Deaths and injuries caused by road crashes are critical development and public health issues. Globally, road crashes cause around 1.2 million deaths and 20 million–50 million injuries a year, with Asia accounting for 60% of the toll (ADB 2005). Road traffic injuries are now the 9th leading cause of death worldwide. Without new and improved interventions, road traffic injuries are expected to become the 5th leading cause of death globally by 2030 (WHO 2013). The global economic cost of road crashes is estimated at $518 billion a year (WHO 2004). The cost to ADB’s developing member countries represented about 2% of their total gross domestic product in 2007, or about $96 billion (ADB 2012).

The number of road crashes continues to rise across the region, with rapid growth in the number of vehicles putting severe pressure on road networks that were created without sufficient attention to road safety features. Moreover, concerned agencies that lack road safety knowledge are contributing to the strain on maintaining road networks. At the First Global Ministerial Conference on Road Safety in Moscow in November 2009, ADB and other multilateral development banks pledged to increase support for road safety through measures that included (i) building institutional capacity for road safety; (ii) mobilizing resources for road safety and cooperating on road safety measures with nongovernmental organizations, local communities, and the private sector; (iii) promoting safe approaches to the design, construction, operation, and maintenance of road infrastructure; and (iv) creating public awareness of road safety.
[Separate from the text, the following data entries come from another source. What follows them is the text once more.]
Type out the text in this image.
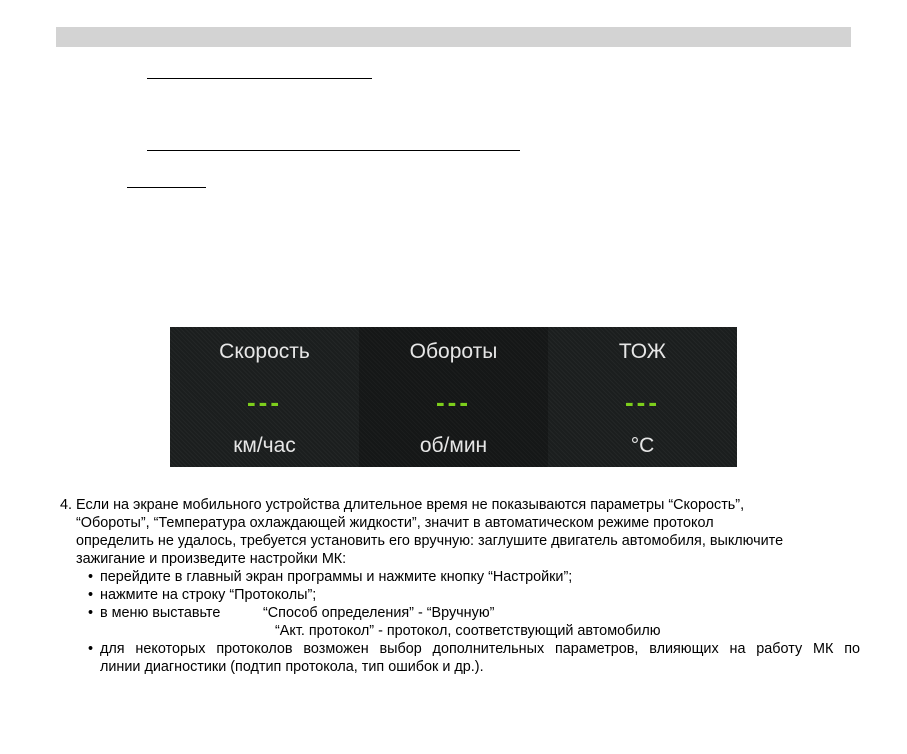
Скорость
---
км/час
Обороты
---
об/мин
ТОЖ
---
°C

4. Если на экране мобильного устройства длительное время не показываются параметры “Скорость”,

“Обороты”, “Температура охлаждающей жидкости”, значит в автоматическом режиме протокол

определить не удалось, требуется установить его вручную: заглушите двигатель автомобиля, выключите

зажигание и произведите настройки МК:

• перейдите в главный экран программы и нажмите кнопку “Настройки”;
• нажмите на строку “Протоколы”;
• в меню выставьте	“Способ определения” - “Вручную”
“Акт. протокол” - протокол, соответствующий автомобилю
• для некоторых протоколов возможен выбор дополнительных параметров, влияющих на работу МК по
линии диагностики (подтип протокола, тип ошибок и др.).
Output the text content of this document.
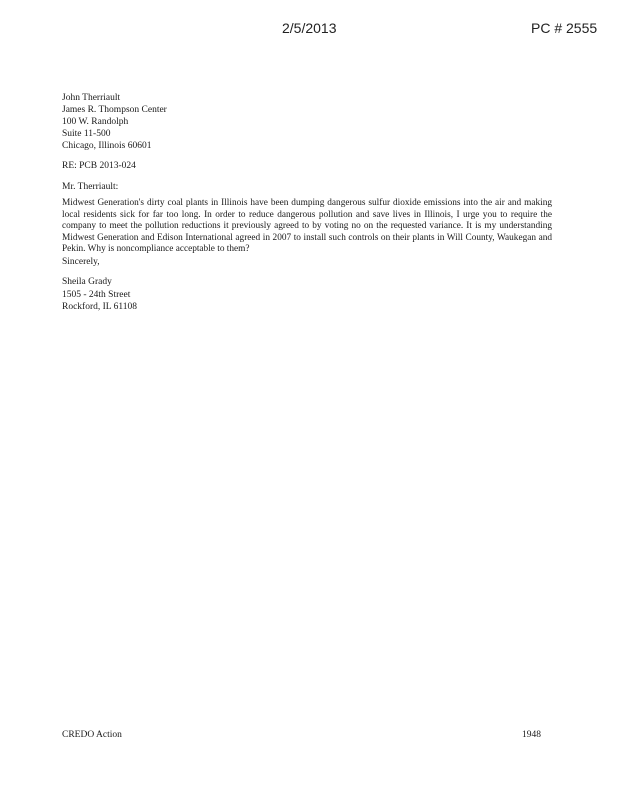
2/5/2013	PC # 2555
John Therriault
James R. Thompson Center
100 W. Randolph
Suite 11-500
Chicago, Illinois 60601
RE: PCB 2013-024
Mr. Therriault:
Midwest Generation's dirty coal plants in Illinois have been dumping dangerous sulfur dioxide emissions into the air and making local residents sick for far too long. In order to reduce dangerous pollution and save lives in Illinois, I urge you to require the company to meet the pollution reductions it previously agreed to by voting no on the requested variance. It is my understanding Midwest Generation and Edison International agreed in 2007 to install such controls on their plants in Will County, Waukegan and Pekin. Why is noncompliance acceptable to them?
Sincerely,
Sheila Grady
1505 - 24th Street
Rockford, IL 61108
CREDO Action	1948
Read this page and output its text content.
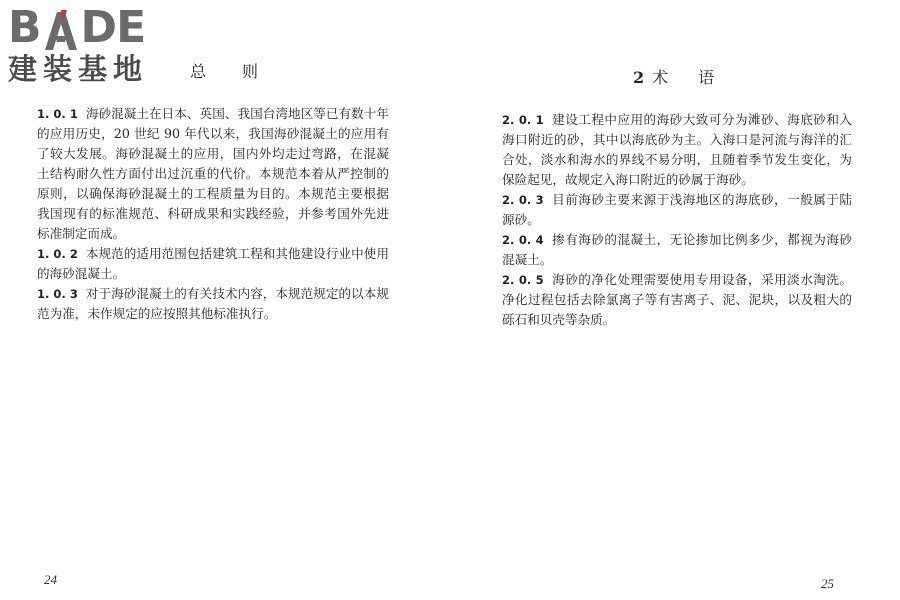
B DE
建装基地	总 则

1. 0. 1 海砂混凝土在日本、英国、我国台湾地区等已有数十年的应用历史，20 世纪 90 年代以来，我国海砂混凝土的应用有了较大发展。海砂混凝土的应用，国内外均走过弯路，在混凝土结构耐久性方面付出过沉重的代价。本规范本着从严控制的原则，以确保海砂混凝土的工程质量为目的。本规范主要根据我国现有的标准规范、科研成果和实践经验，并参考国外先进标准制定而成。

1. 0. 2 本规范的适用范围包括建筑工程和其他建设行业中使用的海砂混凝土。

1. 0. 3 对于海砂混凝土的有关技术内容，本规范规定的以本规范为准，未作规定的应按照其他标准执行。

24
2 术 语

2. 0. 1 建设工程中应用的海砂大致可分为滩砂、海底砂和入海口附近的砂，其中以海底砂为主。入海口是河流与海洋的汇合处，淡水和海水的界线不易分明，且随着季节发生变化，为保险起见，故规定入海口附近的砂属于海砂。

2. 0. 3 目前海砂主要来源于浅海地区的海底砂，一般属于陆源砂。

2. 0. 4 掺有海砂的混凝土，无论掺加比例多少，都视为海砂混凝土。

2. 0. 5 海砂的净化处理需要使用专用设备，采用淡水淘洗。净化过程包括去除氯离子等有害离子、泥、泥块，以及粗大的砾石和贝壳等杂质。

25
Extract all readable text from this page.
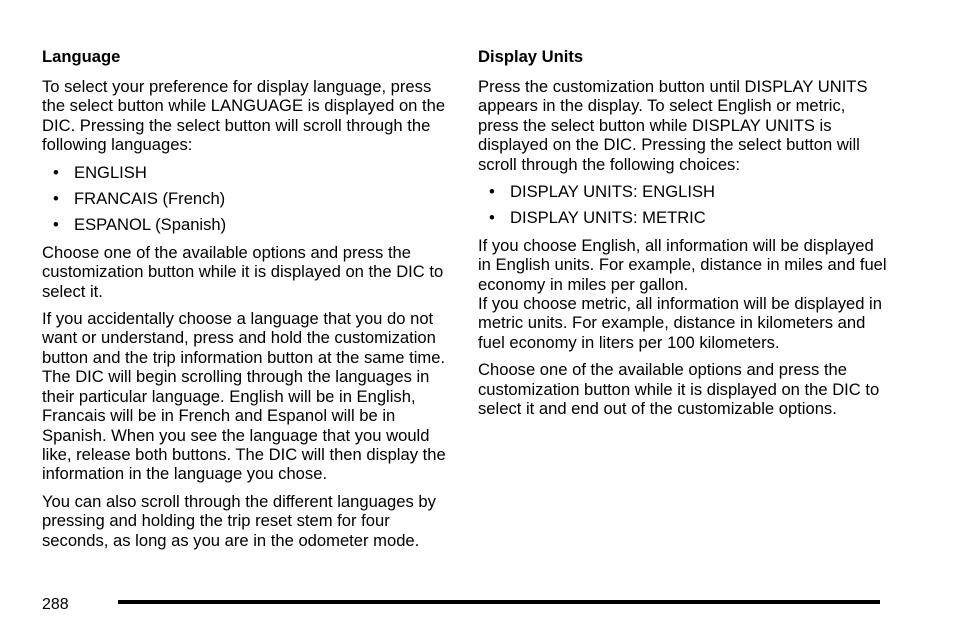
Language

To select your preference for display language, press the select button while LANGUAGE is displayed on the DIC. Pressing the select button will scroll through the following languages:

• ENGLISH
• FRANCAIS (French)
• ESPANOL (Spanish)

Choose one of the available options and press the customization button while it is displayed on the DIC to select it.

If you accidentally choose a language that you do not want or understand, press and hold the customization button and the trip information button at the same time. The DIC will begin scrolling through the languages in their particular language. English will be in English, Francais will be in French and Espanol will be in Spanish. When you see the language that you would like, release both buttons. The DIC will then display the information in the language you chose.

You can also scroll through the different languages by pressing and holding the trip reset stem for four seconds, as long as you are in the odometer mode.

Display Units

Press the customization button until DISPLAY UNITS appears in the display. To select English or metric, press the select button while DISPLAY UNITS is displayed on the DIC. Pressing the select button will scroll through the following choices:

• DISPLAY UNITS: ENGLISH
• DISPLAY UNITS: METRIC

If you choose English, all information will be displayed in English units. For example, distance in miles and fuel economy in miles per gallon.

If you choose metric, all information will be displayed in metric units. For example, distance in kilometers and fuel economy in liters per 100 kilometers.

Choose one of the available options and press the customization button while it is displayed on the DIC to select it and end out of the customizable options.

288
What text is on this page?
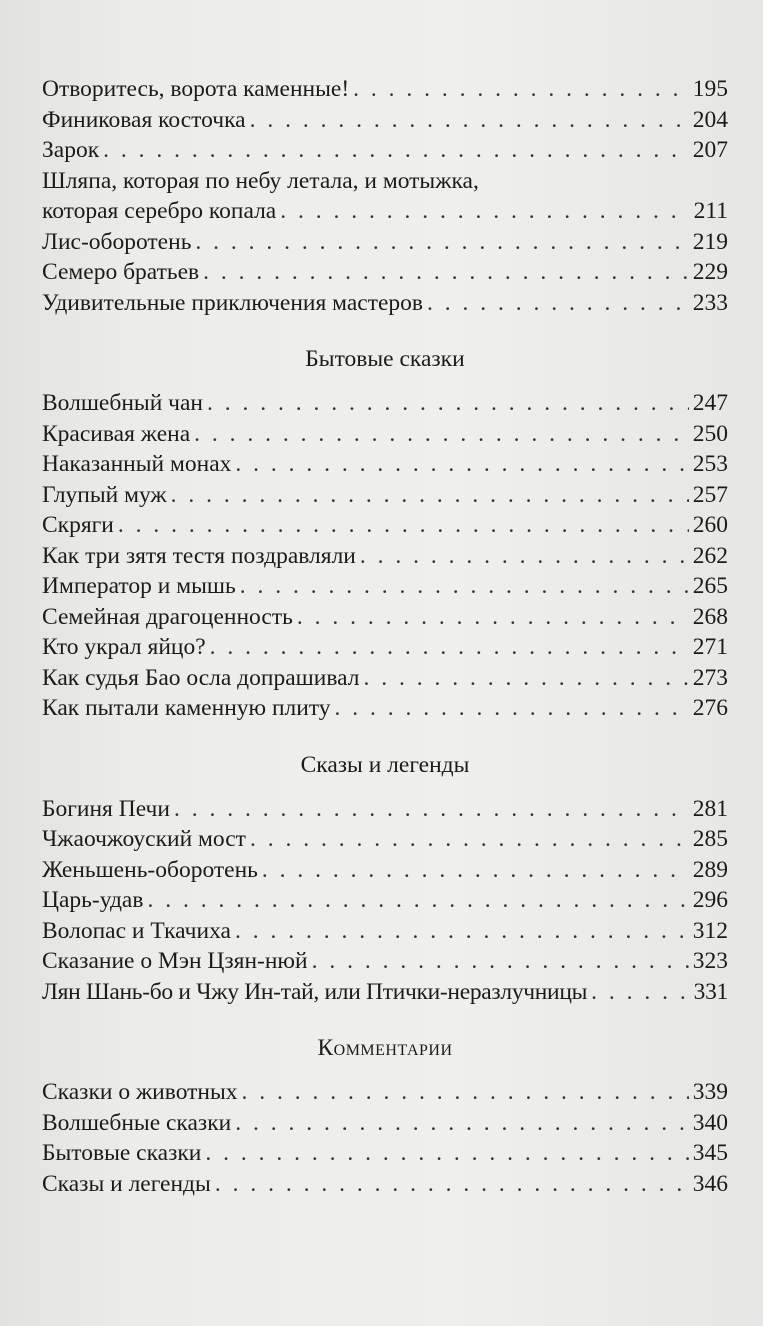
Отворитесь, ворота каменные! . . .	195
Финиковая косточка . . .	204
Зарок . . .	207
Шляпа, которая по небу летала, и мотыжка,
которая серебро копала . . .	211
Лис-оборотень . . .	219
Семеро братьев . . .	229
Удивительные приключения мастеров . . .	233
Бытовые сказки
Волшебный чан . . .	247
Красивая жена . . .	250
Наказанный монах . . .	253
Глупый муж . . .	257
Скряги . . .	260
Как три зятя тестя поздравляли . . .	262
Император и мышь . . .	265
Семейная драгоценность . . .	268
Кто украл яйцо? . . .	271
Как судья Бао осла допрашивал . . .	273
Как пытали каменную плиту . . .	276
Сказы и легенды
Богиня Печи . . .	281
Чжаочжоуский мост . . .	285
Женьшень-оборотень . . .	289
Царь-удав . . .	296
Волопас и Ткачиха . . .	312
Сказание о Мэн Цзян-нюй . . .	323
Лян Шань-бо и Чжу Ин-тай, или Птички-неразлучницы . . .	331
Комментарии
Сказки о животных . . .	339
Волшебные сказки . . .	340
Бытовые сказки . . .	345
Сказы и легенды . . .	346
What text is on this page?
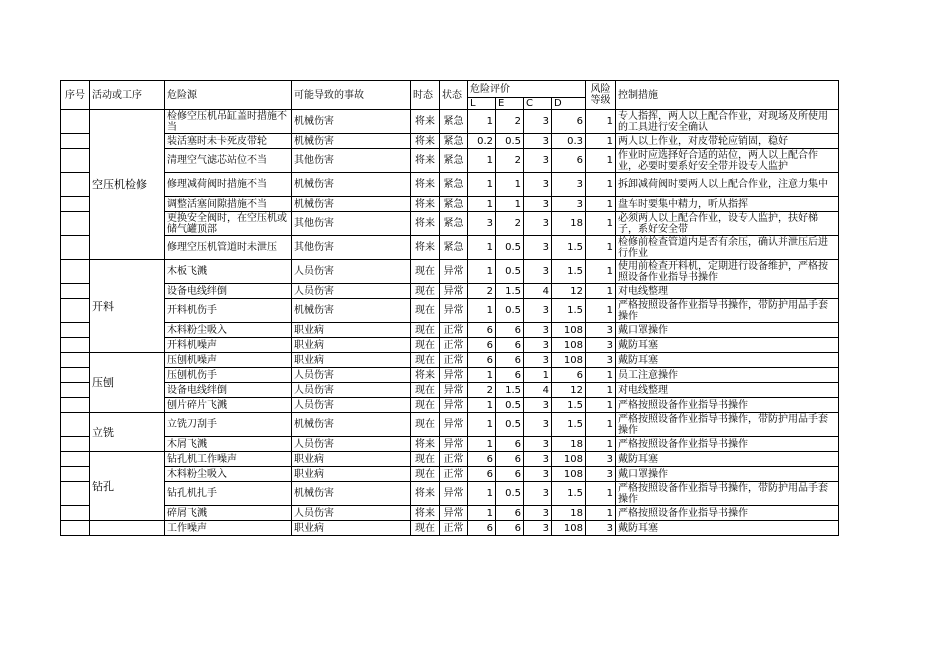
序号	活动或工序	危险源	可能导致的事故	时态	状态	危险评价				风险等级	控制措施
						L	E	C	D		
	空压机检修	检修空压机吊缸盖时措施不当	机械伤害	将来	紧急	1	2	3	6	1	专人指挥，两人以上配合作业，对现场及所使用的工具进行安全确认
		装活塞时未卡死皮带轮	机械伤害	将来	紧急	0.2	0.5	3	0.3	1	两人以上作业，对皮带轮应销固，稳好
		清理空气滤芯站位不当	其他伤害	将来	紧急	1	2	3	6	1	作业时应选择好合适的站位，两人以上配合作业，必要时要系好安全带并设专人监护
		修理减荷阀时措施不当	机械伤害	将来	紧急	1	1	3	3	1	拆卸减荷阀时要两人以上配合作业，注意力集中
		调整活塞间隙措施不当	机械伤害	将来	紧急	1	1	3	3	1	盘车时要集中精力，听从指挥
		更换安全阀时，在空压机或储气罐顶部	其他伤害	将来	紧急	3	2	3	18	1	必须两人以上配合作业，设专人监护，扶好梯子，系好安全带
		修理空压机管道时未泄压	其他伤害	将来	紧急	1	0.5	3	1.5	1	检修前检查管道内是否有余压，确认并泄压后进行作业
	开料	木板飞溅	人员伤害	现在	异常	1	0.5	3	1.5	1	使用前检查开料机，定期进行设备维护，严格按照设备作业指导书操作
		设备电线绊倒	人员伤害	现在	异常	2	1.5	4	12	1	对电线整理
		开料机伤手	机械伤害	现在	异常	1	0.5	3	1.5	1	严格按照设备作业指导书操作，带防护用品手套操作
		木料粉尘吸入	职业病	现在	正常	6	6	3	108	3	戴口罩操作
		开料机噪声	职业病	现在	正常	6	6	3	108	3	戴防耳塞
	压刨	压刨机噪声	职业病	现在	正常	6	6	3	108	3	戴防耳塞
		压刨机伤手	人员伤害	将来	异常	1	6	1	6	1	员工注意操作
		设备电线绊倒	人员伤害	现在	异常	2	1.5	4	12	1	对电线整理
		刨片碎片飞溅	人员伤害	现在	异常	1	0.5	3	1.5	1	严格按照设备作业指导书操作
	立铣	立铣刀刮手	机械伤害	现在	异常	1	0.5	3	1.5	1	严格按照设备作业指导书操作，带防护用品手套操作
		木屑飞溅	人员伤害	将来	异常	1	6	3	18	1	严格按照设备作业指导书操作
	钻孔	钻孔机工作噪声	职业病	现在	正常	6	6	3	108	3	戴防耳塞
		木料粉尘吸入	职业病	现在	正常	6	6	3	108	3	戴口罩操作
		钻孔机扎手	机械伤害	将来	异常	1	0.5	3	1.5	1	严格按照设备作业指导书操作，带防护用品手套操作
		碎屑飞溅	人员伤害	将来	异常	1	6	3	18	1	严格按照设备作业指导书操作
		工作噪声	职业病	现在	正常	6	6	3	108	3	戴防耳塞
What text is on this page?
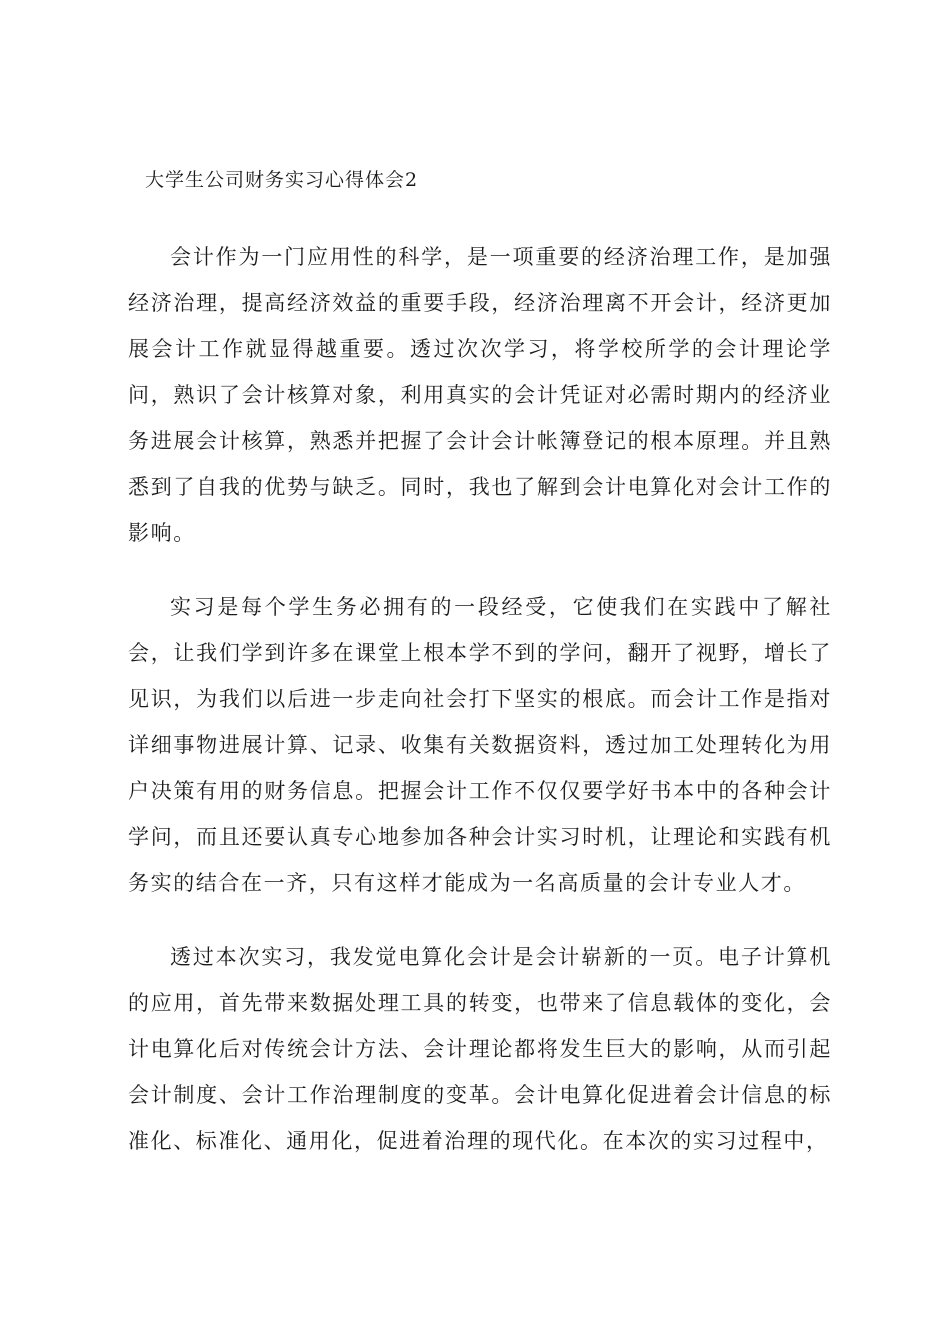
大学生公司财务实习心得体会2

会计作为一门应用性的科学，是一项重要的经济治理工作，是加强经济治理，提高经济效益的重要手段，经济治理离不开会计，经济更加展会计工作就显得越重要。透过次次学习，将学校所学的会计理论学问，熟识了会计核算对象，利用真实的会计凭证对必需时期内的经济业务进展会计核算，熟悉并把握了会计会计帐簿登记的根本原理。并且熟悉到了自我的优势与缺乏。同时，我也了解到会计电算化对会计工作的影响。

实习是每个学生务必拥有的一段经受，它使我们在实践中了解社会，让我们学到许多在课堂上根本学不到的学问，翻开了视野，增长了见识，为我们以后进一步走向社会打下坚实的根底。而会计工作是指对详细事物进展计算、记录、收集有关数据资料，透过加工处理转化为用户决策有用的财务信息。把握会计工作不仅仅要学好书本中的各种会计学问，而且还要认真专心地参加各种会计实习时机，让理论和实践有机务实的结合在一齐，只有这样才能成为一名高质量的会计专业人才。

透过本次实习，我发觉电算化会计是会计崭新的一页。电子计算机的应用，首先带来数据处理工具的转变，也带来了信息载体的变化，会计电算化后对传统会计方法、会计理论都将发生巨大的影响，从而引起会计制度、会计工作治理制度的变革。会计电算化促进着会计信息的标准化、标准化、通用化，促进着治理的现代化。在本次的实习过程中，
A safe system approach to road safety offers a holistic view of road transport systems, and considers interactions between several elements. These include road infrastructure, road users, vehicles, and speed. This approach requires that road infrastructure is improved and properly maintained to reduce the risk of crashes and the severity of impacts when crashes occur. It also calls for vehicle safety technologies to reduce the number of crashes and lessen their impact on road users. In essence, a safe road system calls for shared responsibility between system designers and road users (New Zealand Government 2012; Austroads 2009). Using this system as a guiding framework, this paper offers lessons for improving road safety and shares good road safety practices by drawing on various publications.